No rescaldo das autárquicas IV

Dá para perceber um pouco o que se passou em Oeiras como dá para perceber, aqui à escala regional  e na razão inversa, muitas coisas que aconteceram, nas Velas, na Calheta, na Ribeira Brande e em  muitas outras autarquias .
(...)
Daniel Oliveira não compreende porque é que Isaltino ganhou as eleições, sendo Oeiras “o concelho com maior percentagem de licenciados de Portugal”.  Na televisão, na noite das eleições, um comentador dizia não compreender como é que isto podia acontecer no concelho com maior nível de vida do país. Um outro bloguer mostra-se confuso com a vitória, até porque “rezam as estatísticas que Oeiras é o concelho do país com maior literacia… “ E há o apoiante de Moita Flores que dizia na noite de Domingo, “isto é uma vergonha, num concelho que foi o primeiro do país a eliminar as barracas e onde o nível de vida é maior”. Ou um grande amigo que vive em Almada e que argumentou algo como “Pois, pois, têm as Quintas das Fonte, os Lagoas Parque, os Arquiparque, os Tagus Park, tem essas empresas ricas todas, mas depois escolhem a lista de um presidiário.” Ou um partido que dizia na campanha que seria uma uma contradição eleger Isaltino no concelho com maior ‘derrama’ no país.

3 comentários:

Anónimo disse...

Também nos Açores há candidatos a Isaltino.
Houve um candidato a Junta que se aproveitou das fraquezas da Camara, ou da velhacaria de certa vereação, e deu 35 euros por casa antes das eleições.
E ganhou.
É por estas e por outras que andamos emborcados.
O nosso dinheiro, suado, anda nas mão de gente desta qualidade!

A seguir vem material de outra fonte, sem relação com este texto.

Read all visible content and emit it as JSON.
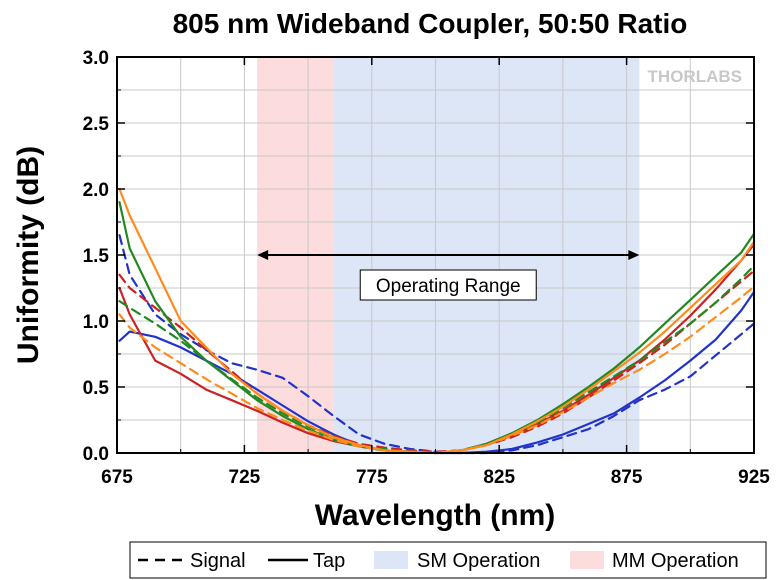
{
  "chart_data": {
    "type": "line",
    "title": "805 nm Wideband Coupler, 50:50 Ratio",
    "xlabel": "Wavelength (nm)",
    "ylabel": "Uniformity (dB)",
    "xlim": [
      675,
      925
    ],
    "ylim": [
      0,
      3.0
    ],
    "x_ticks": [
      "675",
      "725",
      "775",
      "825",
      "875",
      "925"
    ],
    "y_ticks": [
      "0.0",
      "0.5",
      "1.0",
      "1.5",
      "2.0",
      "2.5",
      "3.0"
    ],
    "grid": true,
    "bands": [
      {
        "name": "MM Operation",
        "x_range": [
          730,
          760
        ],
        "color": "#fcdcdc"
      },
      {
        "name": "SM Operation",
        "x_range": [
          760,
          880
        ],
        "color": "#dce6f6"
      }
    ],
    "annotation": {
      "text": "Operating Range",
      "x_range": [
        730,
        880
      ],
      "y": 1.5
    },
    "logo": "THORLABS",
    "series": [
      {
        "name": "Signal",
        "color": "#2233cc",
        "style": "dashed",
        "x": [
          676,
          680,
          690,
          700,
          710,
          720,
          730,
          740,
          750,
          760,
          770,
          780,
          790,
          800,
          810,
          820,
          830,
          840,
          850,
          860,
          870,
          880,
          890,
          900,
          910,
          920,
          925
        ],
        "y": [
          1.65,
          1.35,
          1.05,
          0.9,
          0.78,
          0.68,
          0.63,
          0.57,
          0.43,
          0.28,
          0.14,
          0.07,
          0.03,
          0.01,
          0.0,
          0.0,
          0.02,
          0.06,
          0.12,
          0.18,
          0.28,
          0.4,
          0.48,
          0.58,
          0.74,
          0.9,
          0.98
        ]
      },
      {
        "name": "Tap",
        "color": "#2233cc",
        "style": "solid",
        "x": [
          676,
          680,
          690,
          700,
          710,
          720,
          730,
          740,
          750,
          760,
          770,
          780,
          790,
          800,
          810,
          820,
          830,
          840,
          850,
          860,
          870,
          880,
          890,
          900,
          910,
          920,
          925
        ],
        "y": [
          0.85,
          0.92,
          0.88,
          0.8,
          0.7,
          0.6,
          0.48,
          0.36,
          0.24,
          0.14,
          0.06,
          0.02,
          0.01,
          0.0,
          0.0,
          0.01,
          0.03,
          0.08,
          0.14,
          0.22,
          0.3,
          0.42,
          0.55,
          0.7,
          0.86,
          1.08,
          1.22
        ]
      },
      {
        "name": "Signal",
        "color": "#cc2222",
        "style": "dashed",
        "x": [
          676,
          680,
          690,
          700,
          710,
          720,
          730,
          740,
          750,
          760,
          770,
          780,
          790,
          800,
          810,
          820,
          830,
          840,
          850,
          860,
          870,
          880,
          890,
          900,
          910,
          920,
          925
        ],
        "y": [
          1.35,
          1.25,
          1.1,
          0.95,
          0.78,
          0.62,
          0.45,
          0.32,
          0.21,
          0.13,
          0.07,
          0.04,
          0.02,
          0.01,
          0.02,
          0.06,
          0.12,
          0.2,
          0.3,
          0.42,
          0.55,
          0.68,
          0.82,
          0.98,
          1.14,
          1.3,
          1.38
        ]
      },
      {
        "name": "Tap",
        "color": "#cc2222",
        "style": "solid",
        "x": [
          676,
          680,
          690,
          700,
          710,
          720,
          730,
          740,
          750,
          760,
          770,
          780,
          790,
          800,
          810,
          820,
          830,
          840,
          850,
          860,
          870,
          880,
          890,
          900,
          910,
          920,
          925
        ],
        "y": [
          1.25,
          1.05,
          0.7,
          0.6,
          0.48,
          0.4,
          0.32,
          0.23,
          0.15,
          0.09,
          0.05,
          0.02,
          0.01,
          0.0,
          0.02,
          0.06,
          0.13,
          0.22,
          0.32,
          0.44,
          0.57,
          0.7,
          0.86,
          1.04,
          1.24,
          1.46,
          1.58
        ]
      },
      {
        "name": "Signal",
        "color": "#228822",
        "style": "dashed",
        "x": [
          676,
          680,
          690,
          700,
          710,
          720,
          730,
          740,
          750,
          760,
          770,
          780,
          790,
          800,
          810,
          820,
          830,
          840,
          850,
          860,
          870,
          880,
          890,
          900,
          910,
          920,
          925
        ],
        "y": [
          1.15,
          1.1,
          0.98,
          0.85,
          0.7,
          0.56,
          0.42,
          0.3,
          0.2,
          0.12,
          0.06,
          0.03,
          0.01,
          0.0,
          0.02,
          0.07,
          0.14,
          0.23,
          0.34,
          0.46,
          0.58,
          0.7,
          0.84,
          0.98,
          1.14,
          1.32,
          1.42
        ]
      },
      {
        "name": "Tap",
        "color": "#228822",
        "style": "solid",
        "x": [
          676,
          680,
          690,
          700,
          710,
          720,
          730,
          740,
          750,
          760,
          770,
          780,
          790,
          800,
          810,
          820,
          830,
          840,
          850,
          860,
          870,
          880,
          890,
          900,
          910,
          920,
          925
        ],
        "y": [
          1.9,
          1.55,
          1.15,
          0.88,
          0.7,
          0.55,
          0.4,
          0.28,
          0.18,
          0.1,
          0.05,
          0.02,
          0.01,
          0.0,
          0.02,
          0.07,
          0.15,
          0.25,
          0.37,
          0.5,
          0.64,
          0.8,
          0.98,
          1.16,
          1.34,
          1.52,
          1.66
        ]
      },
      {
        "name": "Signal",
        "color": "#ff8c1a",
        "style": "dashed",
        "x": [
          676,
          680,
          690,
          700,
          710,
          720,
          730,
          740,
          750,
          760,
          770,
          780,
          790,
          800,
          810,
          820,
          830,
          840,
          850,
          860,
          870,
          880,
          890,
          900,
          910,
          920,
          925
        ],
        "y": [
          1.05,
          0.95,
          0.8,
          0.68,
          0.56,
          0.45,
          0.34,
          0.25,
          0.17,
          0.1,
          0.05,
          0.02,
          0.01,
          0.0,
          0.02,
          0.06,
          0.13,
          0.21,
          0.31,
          0.42,
          0.53,
          0.63,
          0.75,
          0.88,
          1.03,
          1.18,
          1.26
        ]
      },
      {
        "name": "Tap",
        "color": "#ff8c1a",
        "style": "solid",
        "x": [
          676,
          680,
          690,
          700,
          710,
          720,
          730,
          740,
          750,
          760,
          770,
          780,
          790,
          800,
          810,
          820,
          830,
          840,
          850,
          860,
          870,
          880,
          890,
          900,
          910,
          920,
          925
        ],
        "y": [
          2.0,
          1.8,
          1.4,
          1.0,
          0.8,
          0.6,
          0.45,
          0.32,
          0.21,
          0.12,
          0.06,
          0.02,
          0.01,
          0.0,
          0.02,
          0.06,
          0.14,
          0.24,
          0.35,
          0.48,
          0.62,
          0.76,
          0.92,
          1.1,
          1.28,
          1.46,
          1.6
        ]
      }
    ],
    "legend": {
      "placement": "bottom",
      "items": [
        {
          "label": "Signal",
          "kind": "dashed-line",
          "color": "#000000"
        },
        {
          "label": "Tap",
          "kind": "solid-line",
          "color": "#000000"
        },
        {
          "label": "SM Operation",
          "kind": "patch",
          "color": "#dce6f6"
        },
        {
          "label": "MM Operation",
          "kind": "patch",
          "color": "#fcdcdc"
        }
      ]
    }
  }
}
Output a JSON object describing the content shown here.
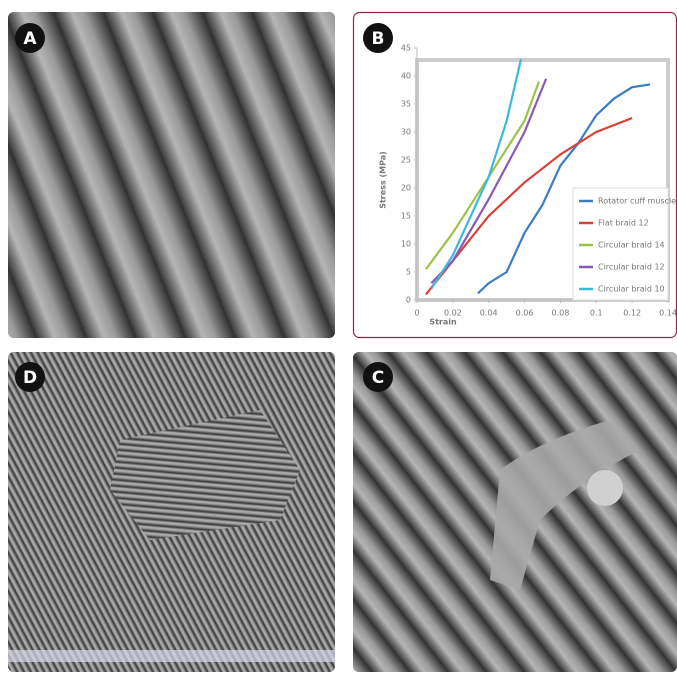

Fernando M. Freitas disse...

Irónico q. b...

Anónimo disse...

Caro Barata
Não sei se pelas mesmas razões, mas concordo com o teu post, infelizmente o cenário do poder autárquico e dos seus respectivos partidos no poder, é tão mau que dá a ideia que o importante é o resultado(mesmo que irregular e ilegal)e não os princípios e a gestão criteriosa(que é quase um oásis neste deserto autárquico)seja como for, acredito que existam autarcas honestos e com obra feita, sem terem as mãos sujas, a questão é também o efeito que a publicidade tem na promoção da imagem politica, e neste caso sabemos o quanto é dificil impor uma ideia que esteja livre do manto dos grandes partidos e da ajuda da comunicação social, por isso armou-se o escândalo sobre a comissão eleitoral querer igualdade de oportunidade para todas as listas, com se isto não fosse a condição primeira, para umas eleições livres e democratas...
Sem cuidar da igualdade de condições para quem se candidata ás eleições, estamos a promover a vitória de todos os corruptos, quer eles estejam sobre a malha da justiça ou não.
Parabéns pelo post, que dá que pensar.